Things change. Perceptions change. Some things mattered yesterday. They don’t anymore. Some things never mattered, now they do. People change and the biggest difficulty comes when you are asked to define yourself. Isn’t it?
Who am I? – the toughest question. For certain things I feel I have always been the same girl with the same set of beliefs but for certain other things; I am very much aware that I have changed, to a huge extent!
In a creative writing assignment, I was asked to write two pages on myself. The question was simply put – ”Who are you? Describe in 250 words.” If the assignment was to write on the girl sitting next to me, I would have written a book on her but the assignment was to write about myself and I failed miserably, I was shocked to note that in reality it’s impossible to judge oneself and the ease with which we claim to know other people is just ironical.

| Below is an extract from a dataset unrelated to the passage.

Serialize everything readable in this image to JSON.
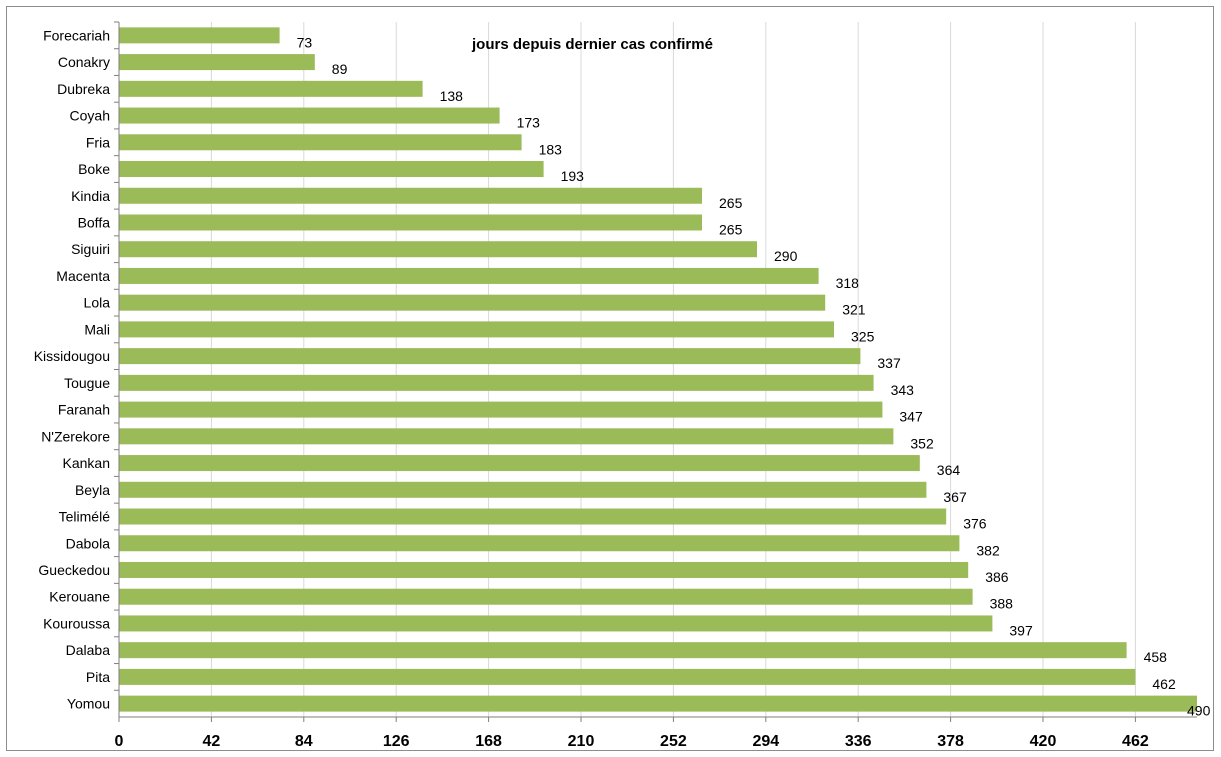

I thought I will talk about my hobbies, my morals, my motives, my aspirations and then I realised that those things keep changing from time to time, I am not sure if they will change more in the coming days but in the last three years they have changed drastically. Who am I? Am I the one from 2016 or the one from 2007 or the one from 2013 or the one who would become of me 3 years later?
Will I have the same answer to this question if I am asked a few days later? If my answer will be different, it could be self contradictory as well, then how will I be able to do justice to myself by contradicting my own answer? Will I even have an answer?
I knew I couldn’t answer that question, the question left me perplexed. I was feeling hopeless, what do I know of in this universe if I don’t know myself?
I thought, thought and thought. And I realised that I know of nothing and I am nobody. This answered the question on the assignment paper. Yes, I know nothing and I am nobody. I am not the girl from 2007 or 13 or 16, I am the girl from 1993, who takes birth every new day to define herself in a completely different way each different day. I am a new person every new beginning and I will be a new person by every new end. This doesn’t mean that I won’t take a stand for anything or that I am fickle-minded, this just implies that I evolve. And to me that’s what life is about, evolving! Not just revolving around the same set of thoughts.
On January 13th 1993, I was a little baby who had just come out of her mother’s womb to experience life. Today I am a 23 year old girl who woke up with a bright smile on her face to get molded by life yet again. One thing that is constant is change and another is the willingness to change.